5430 Vantage Point Road, Columbia.
10 – The People Tree
In 1967, James Rouse dedicated his planned community of Columbia. That dedication included the unveiling of The People Tree, created by Pierre Du Fayet. Mr. Rouse had a dream that the new town would be the perfect place for people to grow to their full potential. The people growing on this tree are reaching out to their future in the new community. The People Tree has served as a symbol of the new town of Columbia since its beginning.
The Lakefront in Columbia. Visit at any time.
11 – The Elkridge Furnace Inn Complex
5745 Furnace Avenue, Elkridge.
12 – Thomas Viaduct
When the B&O Railroad wanted to build a branch from Baltimore to Washington, D.C., they commissioned Benjamin Henry Latrobe to design a bridge. The railroad named the bridge after its first president, Philip E. Thomas. Construction began in 1833 and was completed in 1835. It is the world’s oldest multiple arched stone railroad bridge. People laughed at the design and thought it would fail. They did not believe that the viaduct could stay up under the weight of railroad trains. But the bridge is still used even with today’s much heavier diesel trains. It is one of the oldest railroad bridges still in operation. During the Civil War, from 1861-1865, the Thomas Viaduct was an important transportation link, so it was heavily guarded by Union troops to prevent sabotage. In 2010, the bridge was designated as a National Historic Civil Engineering Landmark by the American Society of Civil Engineers.

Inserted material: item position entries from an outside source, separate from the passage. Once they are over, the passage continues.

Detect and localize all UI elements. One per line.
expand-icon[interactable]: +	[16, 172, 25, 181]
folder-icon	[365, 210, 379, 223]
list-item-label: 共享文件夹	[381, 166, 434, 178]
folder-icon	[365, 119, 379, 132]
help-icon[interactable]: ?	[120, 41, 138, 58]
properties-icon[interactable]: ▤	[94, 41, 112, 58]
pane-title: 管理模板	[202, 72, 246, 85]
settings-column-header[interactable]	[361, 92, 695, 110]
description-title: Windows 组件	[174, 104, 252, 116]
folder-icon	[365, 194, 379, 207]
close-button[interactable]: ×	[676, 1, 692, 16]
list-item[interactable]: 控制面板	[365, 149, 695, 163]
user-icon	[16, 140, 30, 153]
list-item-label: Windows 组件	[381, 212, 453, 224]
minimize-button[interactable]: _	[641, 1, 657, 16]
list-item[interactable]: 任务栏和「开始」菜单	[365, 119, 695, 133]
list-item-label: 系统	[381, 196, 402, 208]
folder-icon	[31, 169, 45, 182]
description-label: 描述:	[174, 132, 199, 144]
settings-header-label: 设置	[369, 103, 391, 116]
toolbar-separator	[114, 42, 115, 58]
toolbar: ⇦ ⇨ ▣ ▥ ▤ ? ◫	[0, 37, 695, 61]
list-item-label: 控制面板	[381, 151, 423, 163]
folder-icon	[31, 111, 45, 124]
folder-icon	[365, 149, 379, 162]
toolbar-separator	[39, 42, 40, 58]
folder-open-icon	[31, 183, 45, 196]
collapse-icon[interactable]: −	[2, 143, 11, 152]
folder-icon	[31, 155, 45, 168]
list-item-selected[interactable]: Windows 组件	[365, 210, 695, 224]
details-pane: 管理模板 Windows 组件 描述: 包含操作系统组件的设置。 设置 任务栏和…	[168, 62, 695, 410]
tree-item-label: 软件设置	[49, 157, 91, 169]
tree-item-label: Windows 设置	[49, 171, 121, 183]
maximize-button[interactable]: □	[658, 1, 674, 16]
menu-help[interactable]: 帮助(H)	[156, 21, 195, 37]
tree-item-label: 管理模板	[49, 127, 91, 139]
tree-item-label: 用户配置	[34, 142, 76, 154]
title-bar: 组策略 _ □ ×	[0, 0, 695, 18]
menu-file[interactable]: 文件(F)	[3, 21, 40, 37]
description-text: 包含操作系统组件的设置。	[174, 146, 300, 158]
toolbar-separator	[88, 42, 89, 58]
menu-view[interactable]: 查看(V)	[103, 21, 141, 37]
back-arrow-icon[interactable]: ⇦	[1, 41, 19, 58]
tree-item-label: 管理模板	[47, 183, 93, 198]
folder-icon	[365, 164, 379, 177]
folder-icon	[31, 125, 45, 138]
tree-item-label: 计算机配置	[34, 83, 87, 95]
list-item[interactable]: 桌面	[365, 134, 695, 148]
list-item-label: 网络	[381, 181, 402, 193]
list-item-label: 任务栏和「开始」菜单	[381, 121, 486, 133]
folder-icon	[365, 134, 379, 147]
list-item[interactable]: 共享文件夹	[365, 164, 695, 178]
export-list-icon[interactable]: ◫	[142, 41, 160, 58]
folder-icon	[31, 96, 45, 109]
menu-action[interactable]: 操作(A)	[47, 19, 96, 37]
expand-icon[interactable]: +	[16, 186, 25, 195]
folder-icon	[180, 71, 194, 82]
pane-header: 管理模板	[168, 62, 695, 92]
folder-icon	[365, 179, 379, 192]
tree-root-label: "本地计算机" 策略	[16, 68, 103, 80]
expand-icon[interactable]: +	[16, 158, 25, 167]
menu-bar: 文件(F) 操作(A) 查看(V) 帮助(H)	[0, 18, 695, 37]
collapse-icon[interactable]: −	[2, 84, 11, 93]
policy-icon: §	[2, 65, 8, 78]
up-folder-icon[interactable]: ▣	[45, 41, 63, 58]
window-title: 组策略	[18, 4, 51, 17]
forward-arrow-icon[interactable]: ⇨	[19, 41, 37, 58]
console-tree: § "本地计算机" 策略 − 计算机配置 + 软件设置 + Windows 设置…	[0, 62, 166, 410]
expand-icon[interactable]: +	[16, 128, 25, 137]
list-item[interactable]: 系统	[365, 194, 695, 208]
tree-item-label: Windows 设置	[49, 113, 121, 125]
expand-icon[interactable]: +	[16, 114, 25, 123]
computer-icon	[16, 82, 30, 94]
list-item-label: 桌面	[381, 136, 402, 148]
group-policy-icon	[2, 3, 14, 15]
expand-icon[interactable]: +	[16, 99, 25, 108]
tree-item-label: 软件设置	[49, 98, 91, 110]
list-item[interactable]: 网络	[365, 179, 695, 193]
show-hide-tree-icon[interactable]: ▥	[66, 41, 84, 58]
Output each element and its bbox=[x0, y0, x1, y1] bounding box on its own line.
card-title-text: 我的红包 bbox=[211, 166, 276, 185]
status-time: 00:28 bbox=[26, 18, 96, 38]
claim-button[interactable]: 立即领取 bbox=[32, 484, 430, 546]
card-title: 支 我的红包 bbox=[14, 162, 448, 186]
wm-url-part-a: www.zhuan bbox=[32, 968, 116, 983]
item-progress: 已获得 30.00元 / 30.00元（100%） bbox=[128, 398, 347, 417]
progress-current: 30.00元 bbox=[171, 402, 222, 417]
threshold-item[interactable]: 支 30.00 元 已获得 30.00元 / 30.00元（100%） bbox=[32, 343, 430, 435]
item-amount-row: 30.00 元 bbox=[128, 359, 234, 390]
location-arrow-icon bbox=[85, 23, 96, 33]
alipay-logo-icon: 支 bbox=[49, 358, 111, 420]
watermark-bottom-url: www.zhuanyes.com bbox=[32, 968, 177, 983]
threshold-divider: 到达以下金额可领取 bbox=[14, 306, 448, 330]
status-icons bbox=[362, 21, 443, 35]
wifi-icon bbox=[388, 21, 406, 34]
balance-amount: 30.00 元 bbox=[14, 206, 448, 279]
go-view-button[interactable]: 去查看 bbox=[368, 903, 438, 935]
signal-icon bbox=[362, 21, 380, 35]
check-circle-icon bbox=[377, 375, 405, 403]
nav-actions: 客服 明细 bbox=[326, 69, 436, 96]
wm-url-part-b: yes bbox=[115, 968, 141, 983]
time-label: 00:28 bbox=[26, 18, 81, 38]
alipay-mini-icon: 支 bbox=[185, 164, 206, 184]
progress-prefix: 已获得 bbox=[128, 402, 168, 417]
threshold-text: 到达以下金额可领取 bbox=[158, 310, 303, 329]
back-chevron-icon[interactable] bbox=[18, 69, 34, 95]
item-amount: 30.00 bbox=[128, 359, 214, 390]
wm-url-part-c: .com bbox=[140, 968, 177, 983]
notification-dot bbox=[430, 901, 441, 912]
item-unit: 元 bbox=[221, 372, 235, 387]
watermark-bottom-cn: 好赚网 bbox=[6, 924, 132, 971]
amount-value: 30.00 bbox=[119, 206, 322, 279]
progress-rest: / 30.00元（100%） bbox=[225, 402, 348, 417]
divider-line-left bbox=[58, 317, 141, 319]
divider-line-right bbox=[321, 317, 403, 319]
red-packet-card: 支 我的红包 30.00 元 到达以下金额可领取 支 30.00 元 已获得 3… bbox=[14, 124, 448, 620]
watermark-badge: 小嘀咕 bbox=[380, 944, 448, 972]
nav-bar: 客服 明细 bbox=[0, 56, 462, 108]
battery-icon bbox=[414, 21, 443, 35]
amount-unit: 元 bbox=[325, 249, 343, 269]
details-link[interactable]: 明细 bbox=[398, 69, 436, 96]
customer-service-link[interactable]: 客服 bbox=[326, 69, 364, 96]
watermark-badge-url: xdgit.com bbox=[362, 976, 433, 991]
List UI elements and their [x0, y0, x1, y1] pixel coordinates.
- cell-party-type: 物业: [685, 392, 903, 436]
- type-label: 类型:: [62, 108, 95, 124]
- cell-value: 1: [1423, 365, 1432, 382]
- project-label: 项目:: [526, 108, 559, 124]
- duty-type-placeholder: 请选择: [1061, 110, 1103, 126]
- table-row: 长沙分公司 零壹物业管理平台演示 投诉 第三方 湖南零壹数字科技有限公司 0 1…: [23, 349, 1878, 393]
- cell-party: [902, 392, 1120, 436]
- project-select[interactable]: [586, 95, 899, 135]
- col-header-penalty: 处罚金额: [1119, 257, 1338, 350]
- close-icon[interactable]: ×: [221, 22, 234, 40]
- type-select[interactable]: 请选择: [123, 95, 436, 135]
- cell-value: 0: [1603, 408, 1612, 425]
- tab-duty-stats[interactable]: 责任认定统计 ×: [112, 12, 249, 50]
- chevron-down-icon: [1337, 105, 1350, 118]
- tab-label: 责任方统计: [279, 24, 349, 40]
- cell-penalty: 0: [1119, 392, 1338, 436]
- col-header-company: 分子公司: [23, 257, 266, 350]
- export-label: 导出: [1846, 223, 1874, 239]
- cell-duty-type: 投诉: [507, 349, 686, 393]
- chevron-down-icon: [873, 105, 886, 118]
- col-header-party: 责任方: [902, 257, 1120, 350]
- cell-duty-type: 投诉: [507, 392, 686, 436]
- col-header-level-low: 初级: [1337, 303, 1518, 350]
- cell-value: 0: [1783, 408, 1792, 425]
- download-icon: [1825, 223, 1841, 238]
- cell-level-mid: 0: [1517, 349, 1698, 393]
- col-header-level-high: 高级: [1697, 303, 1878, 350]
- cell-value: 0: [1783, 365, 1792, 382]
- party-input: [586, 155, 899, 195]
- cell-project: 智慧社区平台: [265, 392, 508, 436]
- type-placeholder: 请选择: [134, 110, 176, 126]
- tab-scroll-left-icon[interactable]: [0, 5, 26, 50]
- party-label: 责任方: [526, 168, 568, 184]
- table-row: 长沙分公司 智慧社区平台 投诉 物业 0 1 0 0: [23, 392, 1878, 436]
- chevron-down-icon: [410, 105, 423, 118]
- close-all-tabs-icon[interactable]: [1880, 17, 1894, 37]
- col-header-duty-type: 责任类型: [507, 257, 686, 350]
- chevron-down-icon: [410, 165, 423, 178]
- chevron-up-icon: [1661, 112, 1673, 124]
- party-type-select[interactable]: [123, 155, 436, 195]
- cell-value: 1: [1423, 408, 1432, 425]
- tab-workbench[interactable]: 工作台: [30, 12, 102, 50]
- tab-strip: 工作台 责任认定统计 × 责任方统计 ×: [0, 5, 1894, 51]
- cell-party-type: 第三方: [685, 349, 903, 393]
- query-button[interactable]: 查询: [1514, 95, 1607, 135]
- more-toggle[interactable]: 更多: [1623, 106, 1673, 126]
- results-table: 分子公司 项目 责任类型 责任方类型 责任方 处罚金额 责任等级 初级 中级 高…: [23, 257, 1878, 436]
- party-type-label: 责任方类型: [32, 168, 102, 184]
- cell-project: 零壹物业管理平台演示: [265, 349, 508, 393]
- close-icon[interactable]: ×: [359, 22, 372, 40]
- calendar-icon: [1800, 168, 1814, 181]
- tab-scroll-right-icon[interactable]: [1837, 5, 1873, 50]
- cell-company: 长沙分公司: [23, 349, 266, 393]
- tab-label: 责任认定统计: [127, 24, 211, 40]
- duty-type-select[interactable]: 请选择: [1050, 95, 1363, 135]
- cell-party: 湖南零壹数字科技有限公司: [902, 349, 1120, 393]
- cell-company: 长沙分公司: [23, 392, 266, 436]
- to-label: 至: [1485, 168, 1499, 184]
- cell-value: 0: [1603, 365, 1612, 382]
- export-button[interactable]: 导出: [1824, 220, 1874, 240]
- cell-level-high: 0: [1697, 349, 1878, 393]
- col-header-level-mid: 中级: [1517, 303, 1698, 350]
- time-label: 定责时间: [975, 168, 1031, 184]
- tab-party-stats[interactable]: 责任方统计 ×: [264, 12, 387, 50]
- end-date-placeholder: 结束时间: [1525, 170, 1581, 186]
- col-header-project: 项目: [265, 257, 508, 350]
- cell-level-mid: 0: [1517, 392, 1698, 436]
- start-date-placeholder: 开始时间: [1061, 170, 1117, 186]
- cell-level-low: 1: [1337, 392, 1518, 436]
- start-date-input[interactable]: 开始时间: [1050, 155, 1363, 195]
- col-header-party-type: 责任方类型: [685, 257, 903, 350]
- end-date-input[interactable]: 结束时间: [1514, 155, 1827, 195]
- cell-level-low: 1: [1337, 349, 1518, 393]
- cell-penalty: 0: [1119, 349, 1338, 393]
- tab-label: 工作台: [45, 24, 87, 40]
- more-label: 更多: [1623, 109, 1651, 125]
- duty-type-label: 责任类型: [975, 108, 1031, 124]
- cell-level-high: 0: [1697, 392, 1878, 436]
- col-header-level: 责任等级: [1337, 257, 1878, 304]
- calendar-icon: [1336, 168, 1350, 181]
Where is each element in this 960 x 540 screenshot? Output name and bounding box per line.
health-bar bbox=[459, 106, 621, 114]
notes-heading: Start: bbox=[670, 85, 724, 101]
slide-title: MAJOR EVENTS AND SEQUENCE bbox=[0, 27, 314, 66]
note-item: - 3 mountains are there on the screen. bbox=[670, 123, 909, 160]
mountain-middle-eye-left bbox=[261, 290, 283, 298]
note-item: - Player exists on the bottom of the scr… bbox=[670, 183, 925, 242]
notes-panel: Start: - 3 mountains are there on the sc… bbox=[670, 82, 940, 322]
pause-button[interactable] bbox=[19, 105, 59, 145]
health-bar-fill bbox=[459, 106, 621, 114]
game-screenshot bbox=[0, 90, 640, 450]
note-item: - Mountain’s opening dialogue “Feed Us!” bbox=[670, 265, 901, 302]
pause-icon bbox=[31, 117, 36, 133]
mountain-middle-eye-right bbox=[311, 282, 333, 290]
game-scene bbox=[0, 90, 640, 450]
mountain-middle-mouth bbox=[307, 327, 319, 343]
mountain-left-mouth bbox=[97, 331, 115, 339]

From the Furnace Complex, cross US 1 on Levering Avenue. The Viaduct is straight ahead.
13 – Savage Mill
The Savage Mill used the fast flowing water of the Little Patuxent River to power its machinery to weave cotton sailcloth. This huge complex of mill buildings was used from 1822 until 1947. It was started by the four Williams brothers, but they named it for John Savage, who lent them the money to start their business. Entire families worked in the mill. The mill was the center of a community, with workers living in the mill houses across the street, shopping at the company store, eating food from the company farm chilled by ice from the company ice plant. The community hall housed a library and a bowling alley. In the 1940s, children enjoyed a Christmas village called Santa Heim! Today Savage Mill contains lots of fun shops, studios, and restaurants. It is on the National Register of Historic Places.
8600 Foundry Street, Elkridge
14 – Bollman Truss Bridge
8650 Foundry Street, Savage.
15 – James Sykes House
South Branch Park on West Friendship Road, just before crossing the bridge into Sykesville.
16 – Historic Sykesville Colored Schoolhouse
In May of 1903, three fathers requested a schoolhouse for their children. There was no school for children of color in this part of Carroll or Howard County. The bell rang for the first time on January 3, 1904. It was a one-room schoolhouse for Black children on both sides of the Patapsco River during the days of segregation, giving generations of children their first chance for an education. The school operated until June 1939, when it was sold and turned into a private home. After thirty years as a private home, it fell into ruin. In 2006, the Town of Sykesville rededicated the restored structure to the teachers and students who had learned within its walls.
518 Schoolhouse Road, Sykesville. Open House on August 24 and 26, 2:00 – 4:00 p.m.
17 – National Road Mile Marker
MD Route 144, one mile west of MD-32. Drive further west on MD-144 to see if you can spot more mile markers! You can also look in the median strip of today’s Route 40!
18 – Lisbon Hotel
MD Route 144, on the north side of the road in Lisbon.